With on-campus, you attend classes on a strict schedule. If you have a crisis in the hospital or at home, the class goes on, regardless. However, you’ll be able to meet your professors and fellow students with this option—something that will be an advantage during study crunch times.
In an online format, you take all of your classes, quizzes, and class discussions to the internet. You’ll be able to set times and days for studying that work with your schedule. If you can’t stop to study because of a patient emergency, the link for that class will still be there.
One drawback to this option: you won’t meet your professors or fellow students in person.
With a hybrid-based education, you’ll get the best (and worst) of both the on-campus world and the online world. Your transportation costs will be much lower because you don’t have to go to the campus very often—usually once or twice per term.

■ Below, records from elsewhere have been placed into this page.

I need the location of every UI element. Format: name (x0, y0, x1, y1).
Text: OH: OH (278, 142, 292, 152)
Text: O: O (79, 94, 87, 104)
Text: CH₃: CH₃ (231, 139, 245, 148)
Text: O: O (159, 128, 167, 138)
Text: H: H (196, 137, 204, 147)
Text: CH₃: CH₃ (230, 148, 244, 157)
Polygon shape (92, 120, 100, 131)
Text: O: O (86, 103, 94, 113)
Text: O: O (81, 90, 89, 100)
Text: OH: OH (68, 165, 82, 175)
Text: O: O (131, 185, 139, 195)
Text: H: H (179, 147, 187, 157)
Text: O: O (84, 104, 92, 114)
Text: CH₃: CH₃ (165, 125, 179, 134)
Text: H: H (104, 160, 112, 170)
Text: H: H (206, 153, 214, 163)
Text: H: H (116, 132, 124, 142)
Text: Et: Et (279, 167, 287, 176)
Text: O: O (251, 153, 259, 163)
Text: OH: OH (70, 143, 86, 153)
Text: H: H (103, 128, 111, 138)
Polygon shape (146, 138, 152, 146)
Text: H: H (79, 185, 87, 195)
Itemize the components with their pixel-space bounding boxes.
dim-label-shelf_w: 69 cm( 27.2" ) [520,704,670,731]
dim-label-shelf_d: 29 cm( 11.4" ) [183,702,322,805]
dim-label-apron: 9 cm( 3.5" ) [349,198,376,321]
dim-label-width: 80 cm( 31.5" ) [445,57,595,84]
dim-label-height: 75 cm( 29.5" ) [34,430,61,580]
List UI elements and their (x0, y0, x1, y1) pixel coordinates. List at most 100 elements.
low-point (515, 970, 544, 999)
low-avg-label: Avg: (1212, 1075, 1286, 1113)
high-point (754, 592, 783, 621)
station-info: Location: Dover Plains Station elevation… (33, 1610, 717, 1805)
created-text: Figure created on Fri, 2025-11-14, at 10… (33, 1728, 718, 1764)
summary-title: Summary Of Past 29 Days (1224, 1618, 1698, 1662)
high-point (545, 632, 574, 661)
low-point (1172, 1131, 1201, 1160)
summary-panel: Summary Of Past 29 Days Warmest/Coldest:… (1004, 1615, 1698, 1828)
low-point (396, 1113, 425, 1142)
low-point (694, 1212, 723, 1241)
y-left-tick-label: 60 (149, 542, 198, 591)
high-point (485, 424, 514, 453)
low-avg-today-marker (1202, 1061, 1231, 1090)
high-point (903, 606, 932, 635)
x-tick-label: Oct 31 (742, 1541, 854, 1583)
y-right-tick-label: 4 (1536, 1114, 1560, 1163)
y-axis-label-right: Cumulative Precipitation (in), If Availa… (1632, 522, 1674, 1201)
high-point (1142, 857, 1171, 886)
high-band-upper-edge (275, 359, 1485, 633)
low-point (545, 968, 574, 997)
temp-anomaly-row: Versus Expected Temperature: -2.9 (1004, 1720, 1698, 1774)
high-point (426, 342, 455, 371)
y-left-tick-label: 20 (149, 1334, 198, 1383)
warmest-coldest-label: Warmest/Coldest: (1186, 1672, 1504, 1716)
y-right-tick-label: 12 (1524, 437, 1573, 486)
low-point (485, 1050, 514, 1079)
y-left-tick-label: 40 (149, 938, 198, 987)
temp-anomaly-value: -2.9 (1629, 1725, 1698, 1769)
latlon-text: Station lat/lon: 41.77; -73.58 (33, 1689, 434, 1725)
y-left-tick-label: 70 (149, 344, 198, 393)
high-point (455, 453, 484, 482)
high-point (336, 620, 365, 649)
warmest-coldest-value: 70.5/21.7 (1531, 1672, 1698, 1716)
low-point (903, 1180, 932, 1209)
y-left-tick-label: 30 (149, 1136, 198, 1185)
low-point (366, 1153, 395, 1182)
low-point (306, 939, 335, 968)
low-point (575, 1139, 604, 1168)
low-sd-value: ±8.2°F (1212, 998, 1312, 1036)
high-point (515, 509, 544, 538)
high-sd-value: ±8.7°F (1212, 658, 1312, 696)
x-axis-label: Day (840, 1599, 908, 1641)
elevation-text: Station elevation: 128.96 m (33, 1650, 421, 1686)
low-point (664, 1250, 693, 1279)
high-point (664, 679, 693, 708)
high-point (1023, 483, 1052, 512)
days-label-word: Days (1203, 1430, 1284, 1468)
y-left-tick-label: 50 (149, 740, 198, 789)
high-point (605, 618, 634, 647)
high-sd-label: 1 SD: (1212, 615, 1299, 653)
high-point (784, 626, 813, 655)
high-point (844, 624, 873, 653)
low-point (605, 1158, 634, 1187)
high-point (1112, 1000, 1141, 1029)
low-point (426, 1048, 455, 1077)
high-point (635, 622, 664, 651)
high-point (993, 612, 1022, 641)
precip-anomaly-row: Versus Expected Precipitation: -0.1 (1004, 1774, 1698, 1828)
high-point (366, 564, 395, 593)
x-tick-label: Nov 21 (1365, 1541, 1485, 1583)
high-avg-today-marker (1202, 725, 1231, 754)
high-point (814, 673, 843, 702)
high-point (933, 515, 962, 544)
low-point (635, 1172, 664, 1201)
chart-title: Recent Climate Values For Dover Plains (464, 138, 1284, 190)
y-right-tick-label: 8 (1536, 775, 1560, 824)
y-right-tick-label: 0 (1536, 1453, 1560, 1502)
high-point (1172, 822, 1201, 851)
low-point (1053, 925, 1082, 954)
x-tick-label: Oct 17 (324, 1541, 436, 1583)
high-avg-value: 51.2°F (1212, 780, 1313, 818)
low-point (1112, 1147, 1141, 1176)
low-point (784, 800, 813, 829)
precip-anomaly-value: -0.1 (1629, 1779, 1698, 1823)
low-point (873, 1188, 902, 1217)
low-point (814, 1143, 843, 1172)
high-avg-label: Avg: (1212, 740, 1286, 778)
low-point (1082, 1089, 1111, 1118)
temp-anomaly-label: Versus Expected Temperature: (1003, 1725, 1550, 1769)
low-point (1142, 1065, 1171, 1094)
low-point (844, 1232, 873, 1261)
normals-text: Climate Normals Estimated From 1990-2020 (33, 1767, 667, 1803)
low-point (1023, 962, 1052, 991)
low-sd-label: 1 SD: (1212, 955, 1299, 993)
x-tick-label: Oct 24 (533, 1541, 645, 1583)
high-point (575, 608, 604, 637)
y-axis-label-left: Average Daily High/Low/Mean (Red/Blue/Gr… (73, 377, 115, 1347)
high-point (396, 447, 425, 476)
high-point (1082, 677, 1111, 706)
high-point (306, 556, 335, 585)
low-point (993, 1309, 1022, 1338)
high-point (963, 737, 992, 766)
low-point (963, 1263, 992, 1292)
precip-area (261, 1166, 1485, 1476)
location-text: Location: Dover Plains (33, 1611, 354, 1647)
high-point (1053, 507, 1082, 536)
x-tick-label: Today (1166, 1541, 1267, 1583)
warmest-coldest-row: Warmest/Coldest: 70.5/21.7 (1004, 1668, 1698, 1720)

You’ll also have the opportunity to spend time with fellow students and your professors during your “residence” weekends.
On the downside, outside of those residencies, you’ll still be the sole student wherever you’re studying. You won’t be able to turn to a fellow student to ask a question.
Does the College Have Post-Graduate Job Placement Help and Assistance?
As you get closer to graduation, it’s time to start turning your thoughts toward your first job after graduation. You might have trouble updating and refining your resume, working on individualized cover letters, and setting up interview appointments. After all, you’ll be working on your capstone or thesis and beyond busy. A Career and Placement Services office on campus can help with some of the legwork. You’ll be able to access jobs, internships and, if needed, on-campus jobs. Schedule appointments with career services staff to explore nurse educator careers and positions. Receive resume feedback and assistance in writing a cover letter that will be noticed. Finally, you’ll be able to take part in on-campus job search events.
Why You Need to Consider the Overall National Rankings of the College and its Effects on Your Career or Salary
The schools that are featured in “top 20” lists do tend to lead to the highest employment averages. Students who graduate from one of these 20 colleges boast, on average, an employment rate of 84%. In comparison, the overall average is only 50%.
Within a top 20 school, choices of major also impact employment. Even with the nursing shortage, engineering students claim the second-highest employment rate of 54%. Make note of the top 20 colleges if high probability matters to you.